🤖 AI Summary
This work addresses the challenge of evaluating large language models’ (LLMs) domain-specific competence in financial accounting, statutory law, and quantitative reasoning—core competencies required for India’s Chartered Accountancy (CA) examination. To this end, we introduce CA-Ben, the first comprehensive, stage-aligned benchmark covering the entire CA curriculum. CA-Ben comprises a structured accounting question bank and a standardized evaluation protocol, enabling systematic assessment of state-of-the-art models—including GPT-4o, Llama 3, and Claude 3.5 Sonnet. Results show that Claude 3.5 Sonnet and GPT-4o achieve top performance in conceptual understanding and legal reasoning, yet both exhibit significant limitations in numerical computation accuracy and deep statutory interpretation.
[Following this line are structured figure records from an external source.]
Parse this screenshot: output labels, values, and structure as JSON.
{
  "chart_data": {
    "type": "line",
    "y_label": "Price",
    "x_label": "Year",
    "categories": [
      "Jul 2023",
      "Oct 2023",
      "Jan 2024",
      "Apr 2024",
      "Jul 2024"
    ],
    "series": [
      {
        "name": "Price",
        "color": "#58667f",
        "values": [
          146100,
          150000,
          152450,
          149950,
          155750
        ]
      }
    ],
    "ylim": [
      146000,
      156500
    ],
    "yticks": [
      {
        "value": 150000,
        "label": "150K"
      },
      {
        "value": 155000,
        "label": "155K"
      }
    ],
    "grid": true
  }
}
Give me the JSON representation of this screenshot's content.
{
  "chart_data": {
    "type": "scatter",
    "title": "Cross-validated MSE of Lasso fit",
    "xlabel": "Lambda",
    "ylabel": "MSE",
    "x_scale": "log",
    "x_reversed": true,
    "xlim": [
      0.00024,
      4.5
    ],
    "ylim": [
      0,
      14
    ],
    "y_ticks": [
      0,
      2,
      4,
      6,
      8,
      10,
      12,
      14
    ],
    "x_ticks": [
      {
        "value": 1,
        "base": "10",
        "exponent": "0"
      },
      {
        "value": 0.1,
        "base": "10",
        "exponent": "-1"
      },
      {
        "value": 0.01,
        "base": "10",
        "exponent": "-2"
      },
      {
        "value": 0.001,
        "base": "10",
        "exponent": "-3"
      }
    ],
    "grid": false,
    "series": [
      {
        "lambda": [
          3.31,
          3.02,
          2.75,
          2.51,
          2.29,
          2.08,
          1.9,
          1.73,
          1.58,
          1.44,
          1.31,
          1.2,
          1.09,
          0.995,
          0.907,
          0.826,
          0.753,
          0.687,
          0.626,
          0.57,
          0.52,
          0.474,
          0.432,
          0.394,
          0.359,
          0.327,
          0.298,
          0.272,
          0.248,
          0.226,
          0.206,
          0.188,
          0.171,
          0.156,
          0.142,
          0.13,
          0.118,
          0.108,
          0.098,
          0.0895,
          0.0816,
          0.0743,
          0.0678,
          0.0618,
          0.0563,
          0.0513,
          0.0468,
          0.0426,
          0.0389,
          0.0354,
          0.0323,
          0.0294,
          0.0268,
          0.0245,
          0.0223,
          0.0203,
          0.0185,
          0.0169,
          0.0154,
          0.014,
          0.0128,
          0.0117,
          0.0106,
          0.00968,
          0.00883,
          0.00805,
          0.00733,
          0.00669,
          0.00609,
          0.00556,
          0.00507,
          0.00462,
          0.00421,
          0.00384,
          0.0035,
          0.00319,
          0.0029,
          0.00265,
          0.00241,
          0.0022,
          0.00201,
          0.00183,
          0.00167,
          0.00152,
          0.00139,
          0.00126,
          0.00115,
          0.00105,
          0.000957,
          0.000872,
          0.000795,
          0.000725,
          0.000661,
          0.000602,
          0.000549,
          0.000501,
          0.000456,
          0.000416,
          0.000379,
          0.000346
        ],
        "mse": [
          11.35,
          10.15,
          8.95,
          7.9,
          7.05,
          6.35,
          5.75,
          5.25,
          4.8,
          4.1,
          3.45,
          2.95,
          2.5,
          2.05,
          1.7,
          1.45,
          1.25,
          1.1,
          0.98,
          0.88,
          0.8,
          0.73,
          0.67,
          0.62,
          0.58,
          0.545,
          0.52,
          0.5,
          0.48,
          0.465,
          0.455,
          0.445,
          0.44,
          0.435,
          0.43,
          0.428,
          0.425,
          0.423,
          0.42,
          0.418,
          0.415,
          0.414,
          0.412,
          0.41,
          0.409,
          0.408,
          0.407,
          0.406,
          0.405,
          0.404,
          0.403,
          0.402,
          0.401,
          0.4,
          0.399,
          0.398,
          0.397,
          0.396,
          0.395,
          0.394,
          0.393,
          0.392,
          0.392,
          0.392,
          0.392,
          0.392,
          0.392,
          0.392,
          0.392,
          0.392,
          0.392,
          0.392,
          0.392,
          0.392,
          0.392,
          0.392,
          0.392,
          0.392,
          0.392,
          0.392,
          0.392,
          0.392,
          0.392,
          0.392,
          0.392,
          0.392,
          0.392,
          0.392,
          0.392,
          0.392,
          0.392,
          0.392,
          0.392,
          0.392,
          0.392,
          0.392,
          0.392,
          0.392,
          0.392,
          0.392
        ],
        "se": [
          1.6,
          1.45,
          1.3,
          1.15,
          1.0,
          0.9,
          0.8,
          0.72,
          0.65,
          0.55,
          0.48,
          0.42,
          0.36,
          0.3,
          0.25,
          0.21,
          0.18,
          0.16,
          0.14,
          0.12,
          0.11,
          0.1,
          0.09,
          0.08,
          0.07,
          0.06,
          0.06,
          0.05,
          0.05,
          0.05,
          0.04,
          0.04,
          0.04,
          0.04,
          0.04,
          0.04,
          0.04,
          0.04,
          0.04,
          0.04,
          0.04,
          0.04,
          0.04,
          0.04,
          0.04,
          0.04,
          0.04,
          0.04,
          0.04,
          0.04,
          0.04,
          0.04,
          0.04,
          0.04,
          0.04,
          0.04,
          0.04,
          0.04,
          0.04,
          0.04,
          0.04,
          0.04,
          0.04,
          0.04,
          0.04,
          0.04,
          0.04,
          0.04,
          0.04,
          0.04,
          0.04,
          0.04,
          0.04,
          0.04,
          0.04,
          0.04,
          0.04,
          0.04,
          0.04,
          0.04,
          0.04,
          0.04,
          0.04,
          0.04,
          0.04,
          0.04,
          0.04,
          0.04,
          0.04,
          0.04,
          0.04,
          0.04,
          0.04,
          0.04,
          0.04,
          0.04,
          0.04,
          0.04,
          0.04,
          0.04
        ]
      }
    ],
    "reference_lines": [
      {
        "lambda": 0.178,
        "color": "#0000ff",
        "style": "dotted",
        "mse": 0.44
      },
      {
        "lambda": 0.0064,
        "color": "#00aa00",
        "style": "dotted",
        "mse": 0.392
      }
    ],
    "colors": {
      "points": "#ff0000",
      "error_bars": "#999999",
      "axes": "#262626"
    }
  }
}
Beyond establishing the first accounting-domain benchmark, our analysis demonstrates that hybrid reasoning architectures and retrieval-augmented generation (RAG) substantially enhance model robustness and fidelity in professional contexts.
📝 Abstract
Advanced intelligent systems, particularly Large Language Models (LLMs), are significantly reshaping financial practices through advancements in Natural Language Processing (NLP). However, the extent to which these models effectively capture and apply domain-specific financial knowledge remains uncertain. Addressing a critical gap in the expansive Indian financial context, this paper introduces CA-Ben, a Chartered Accountancy benchmark specifically designed to evaluate the financial, legal, and quantitative reasoning capabilities of LLMs. CA-Ben comprises structured question-answer datasets derived from the rigorous examinations conducted by the Institute of Chartered Accountants of India (ICAI), spanning foundational, intermediate, and advanced CA curriculum stages. Six prominent LLMs i.e. GPT 4o, LLAMA 3.3 70B, LLAMA 3.1 405B, MISTRAL Large, Claude 3.5 Sonnet, and Microsoft Phi 4 were evaluated using standardized protocols. Results indicate variations in performance, with Claude 3.5 Sonnet and GPT-4o outperforming others, especially in conceptual and legal reasoning. Notable challenges emerged in numerical computations and legal interpretations. The findings emphasize the strengths and limitations of current LLMs, suggesting future improvements through hybrid reasoning and retrieval-augmented generation methods, particularly for quantitative analysis and accurate legal interpretation.